Tet activities can last a week, sometimes even more. Preparations can begin well before Tet as well, and many traditional rituals will be practiced. Ancestors are worshiped, temples get crowded, special food are prepared, debts paid, conflicts resolved, houses cleaned down to the utensils, etc. Flowers, too, are a big part of it
lower villages and gardens nationwide will be full of colourful blossoms in preparation for the holiday, starting from early December of the Lunar Calendar. Many kinds of flowers will be found everywhere, mostly those that are yellow or red as these colours are believed to bring good luck. Lines and lines of potted sunflowers, cockscomb flowers, daisies, apricot blossoms, marigold, orchid, chrysanthemums, etc., span large fields.
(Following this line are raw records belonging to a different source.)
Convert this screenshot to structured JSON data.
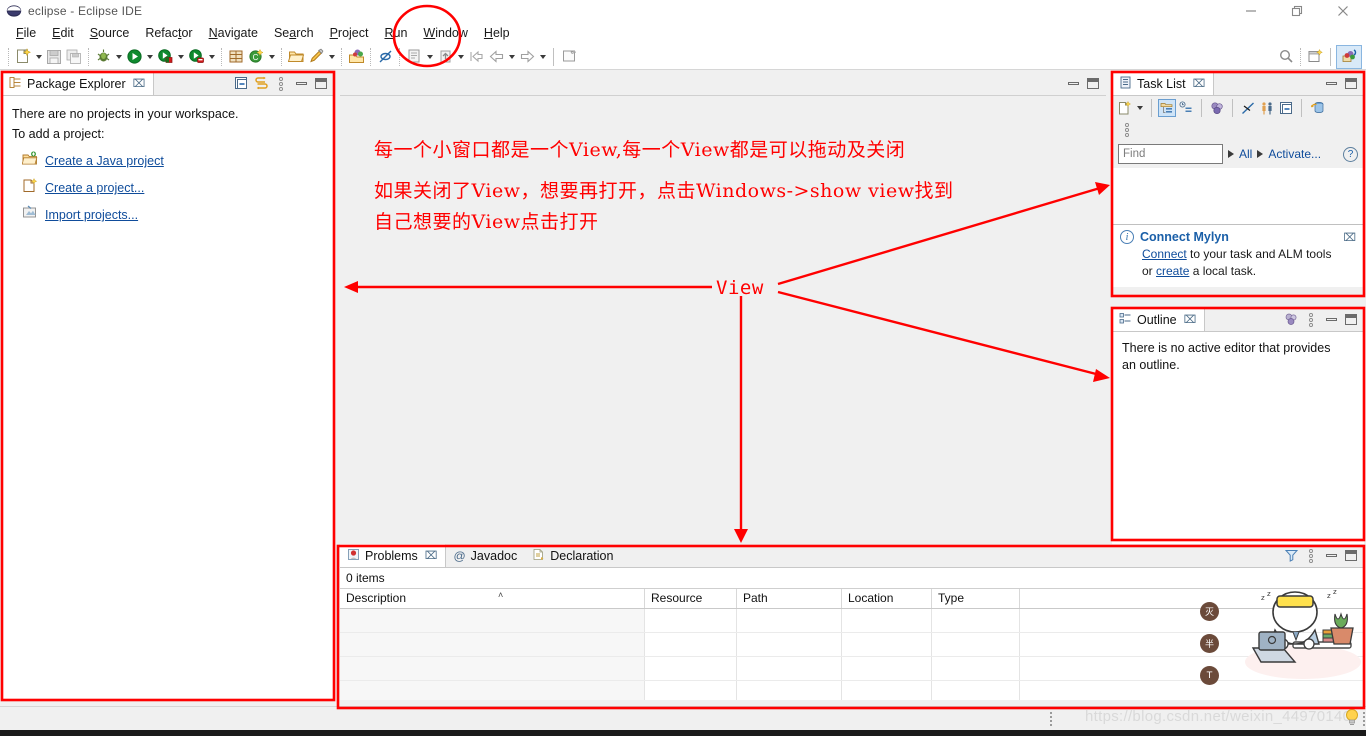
{
  "window": {
    "title": "eclipse - Eclipse IDE",
    "app_icon": "eclipse-icon",
    "minimize_label": "Minimize",
    "restore_label": "Restore",
    "close_label": "Close"
  },
  "menubar": {
    "items": [
      {
        "label": "File",
        "mnemonic": "F"
      },
      {
        "label": "Edit",
        "mnemonic": "E"
      },
      {
        "label": "Source",
        "mnemonic": "S"
      },
      {
        "label": "Refactor",
        "mnemonic": "t"
      },
      {
        "label": "Navigate",
        "mnemonic": "N"
      },
      {
        "label": "Search",
        "mnemonic": "a"
      },
      {
        "label": "Project",
        "mnemonic": "P"
      },
      {
        "label": "Run",
        "mnemonic": "R"
      },
      {
        "label": "Window",
        "mnemonic": "W"
      },
      {
        "label": "Help",
        "mnemonic": "H"
      }
    ]
  },
  "toolbar": {
    "items": [
      {
        "name": "new-wizard",
        "tooltip": "New",
        "has_dropdown": true
      },
      {
        "name": "save",
        "tooltip": "Save",
        "has_dropdown": false
      },
      {
        "name": "save-all",
        "tooltip": "Save All",
        "has_dropdown": false
      },
      {
        "name": "debug",
        "tooltip": "Debug",
        "has_dropdown": true
      },
      {
        "name": "run",
        "tooltip": "Run",
        "has_dropdown": true
      },
      {
        "name": "run-coverage",
        "tooltip": "Coverage",
        "has_dropdown": true
      },
      {
        "name": "run-external-tools",
        "tooltip": "External Tools",
        "has_dropdown": true
      },
      {
        "name": "new-java-package",
        "tooltip": "New Java Package",
        "has_dropdown": false
      },
      {
        "name": "new-java-class",
        "tooltip": "New Java Class",
        "has_dropdown": true
      },
      {
        "name": "open-type",
        "tooltip": "Open Type",
        "has_dropdown": false
      },
      {
        "name": "new-annotation",
        "tooltip": "New Annotation",
        "has_dropdown": true
      },
      {
        "name": "open-task",
        "tooltip": "Open Task",
        "has_dropdown": false
      },
      {
        "name": "deactivate-task",
        "tooltip": "Deactivate Task",
        "has_dropdown": false
      },
      {
        "name": "open-editor",
        "tooltip": "Open Editor",
        "has_dropdown": true
      },
      {
        "name": "next-annotation",
        "tooltip": "Next Annotation",
        "has_dropdown": true
      },
      {
        "name": "previous-edit-location",
        "tooltip": "Previous Edit Location",
        "has_dropdown": false
      },
      {
        "name": "back",
        "tooltip": "Back",
        "has_dropdown": true
      },
      {
        "name": "forward",
        "tooltip": "Forward",
        "has_dropdown": true
      },
      {
        "name": "new-untitled-text-file",
        "tooltip": "New Untitled Text File",
        "has_dropdown": false
      }
    ],
    "right_items": [
      {
        "name": "quick-access-search",
        "tooltip": "Quick Access"
      },
      {
        "name": "open-perspective",
        "tooltip": "Open Perspective"
      },
      {
        "name": "java-perspective",
        "tooltip": "Java",
        "selected": true
      }
    ]
  },
  "package_explorer": {
    "tab_label": "Package Explorer",
    "tab_icon": "package-explorer-icon",
    "close_glyph": "⌧",
    "toolbar": [
      {
        "name": "collapse-all-icon",
        "tooltip": "Collapse All"
      },
      {
        "name": "link-with-editor-icon",
        "tooltip": "Link with Editor"
      },
      {
        "name": "view-menu-icon",
        "tooltip": "View Menu"
      },
      {
        "name": "minimize-icon",
        "tooltip": "Minimize"
      },
      {
        "name": "maximize-icon",
        "tooltip": "Maximize"
      }
    ],
    "empty_line1": "There are no projects in your workspace.",
    "empty_line2": "To add a project:",
    "links": [
      {
        "label": "Create a Java project",
        "icon": "new-java-project-icon"
      },
      {
        "label": "Create a project...",
        "icon": "new-project-icon"
      },
      {
        "label": "Import projects...",
        "icon": "import-projects-icon"
      }
    ]
  },
  "editor_area": {
    "toolbar": [
      {
        "name": "minimize-icon",
        "tooltip": "Minimize"
      },
      {
        "name": "maximize-icon",
        "tooltip": "Maximize"
      }
    ]
  },
  "task_list": {
    "tab_label": "Task List",
    "tab_icon": "task-list-icon",
    "close_glyph": "⌧",
    "toolbar": [
      {
        "name": "new-task-icon",
        "tooltip": "New Task",
        "has_dropdown": true
      },
      {
        "name": "categorized-mode-icon",
        "tooltip": "Categorized",
        "selected": true
      },
      {
        "name": "scheduled-mode-icon",
        "tooltip": "Scheduled"
      },
      {
        "name": "synchronize-changed-icon",
        "tooltip": "Synchronize Changed"
      },
      {
        "name": "focus-on-workweek-icon",
        "tooltip": "Focus on Workweek"
      },
      {
        "name": "show-all-tasks-icon",
        "tooltip": "Show All Tasks"
      },
      {
        "name": "collapse-all-icon",
        "tooltip": "Collapse All"
      },
      {
        "name": "restore-tasks-icon",
        "tooltip": "Restore Tasks"
      }
    ],
    "view_menu_icon": "view-menu-icon",
    "minimize_icon": "minimize-icon",
    "maximize_icon": "maximize-icon",
    "find_placeholder": "Find",
    "find_value": "",
    "filter_all_label": "All",
    "filter_activate_label": "Activate...",
    "help_icon": "help-icon",
    "mylyn": {
      "info_icon": "info-icon",
      "title": "Connect Mylyn",
      "close_glyph": "⌧",
      "body_prefix": "",
      "link1": "Connect",
      "text1": " to your task and ALM tools",
      "text2": "or ",
      "link2": "create",
      "text3": " a local task."
    }
  },
  "outline": {
    "tab_label": "Outline",
    "tab_icon": "outline-icon",
    "close_glyph": "⌧",
    "toolbar": [
      {
        "name": "focus-icon",
        "tooltip": "Focus"
      },
      {
        "name": "view-menu-icon",
        "tooltip": "View Menu"
      },
      {
        "name": "minimize-icon",
        "tooltip": "Minimize"
      },
      {
        "name": "maximize-icon",
        "tooltip": "Maximize"
      }
    ],
    "empty_line1": "There is no active editor that provides",
    "empty_line2": "an outline."
  },
  "problems": {
    "tabs": [
      {
        "label": "Problems",
        "icon": "problems-icon",
        "active": true,
        "close_glyph": "⌧"
      },
      {
        "label": "Javadoc",
        "icon": "javadoc-icon",
        "active": false
      },
      {
        "label": "Declaration",
        "icon": "declaration-icon",
        "active": false
      }
    ],
    "toolbar": [
      {
        "name": "filter-icon",
        "tooltip": "Filters"
      },
      {
        "name": "view-menu-icon",
        "tooltip": "View Menu"
      },
      {
        "name": "minimize-icon",
        "tooltip": "Minimize"
      },
      {
        "name": "maximize-icon",
        "tooltip": "Maximize"
      }
    ],
    "item_count_label": "0 items",
    "columns": [
      "Description",
      "Resource",
      "Path",
      "Location",
      "Type"
    ],
    "sort_column": "Description",
    "sort_caret": "˄",
    "rows": []
  },
  "annotations": {
    "line1": "每一个小窗口都是一个View,每一个View都是可以拖动及关闭",
    "line2": "如果关闭了View，想要再打开，点击Windows->show view找到",
    "line3": "自己想要的View点击打开",
    "view_label": "View",
    "highlight_menu": "Window",
    "color": "#ff0000"
  },
  "statusbar": {
    "watermark": "https://blog.csdn.net/weixin_44970140",
    "hint_icon": "lightbulb-icon"
  },
  "badges": [
    {
      "label": "灭"
    },
    {
      "label": "半"
    },
    {
      "label": "T"
    }
  ]
}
Traders and families visit these gardens in droves, and buy pots by the dozens, for retail or for home decoration. Certain plants are essential for the festive spirit in Tet, just like a Christmas tree is for Christmas: peach flower, marumi kumquat and ochna integerrima (Vietnamese mickey-mouse plant). The first two are familiar in the north, while in the south the latter is more preferred for Tet holidays. The climate condition in which these plants grow is one of the main reasons for the preferences, as the first two can grow well in cold weather, whereas the Vietnamese mickey-mouse plant thrives in the tropical lands of the south. The northerners also prefer the peach and kumquat trees because the colours show love, and the abundant kumquat trees are symbols of wealth and happiness.
These plants are kept at the entrances to homes, at ancestral altars, and as decoration inside the house. Some branches are even kept until the end of lunar January. Other flowers include chrysanthemums, marigold, Mao Ga flower, paperwhite flower, and lavender, to name a few.
It’s certainly a unique experience, visiting these extremely photogenic gardens and flower markets. You will get to watch farmers tend to these flowers with love and care, hoping that whoever buys them will have a wonderful year ahead. You will see people carrying these potted trees on their motorbikes and at times it will look as if the tree is doing the driving with arms and legs sticking out of it.
It’s also a special experience watching buyers and sellers interact with smiles and kindness. The New Year is all about starting fresh, leaving the troubles and frustrations of the old year behind. Make sure you buy some yourself as a gift to your new Vietnamese friends. You will make their day – and their year.
Vietnamese usually buy those special plants from lunar mid-December from the flower market (some even try to have peach blossom branches/trees from the mountains because of their impressive vitality) and keep them until lunar mid-January of the New Year.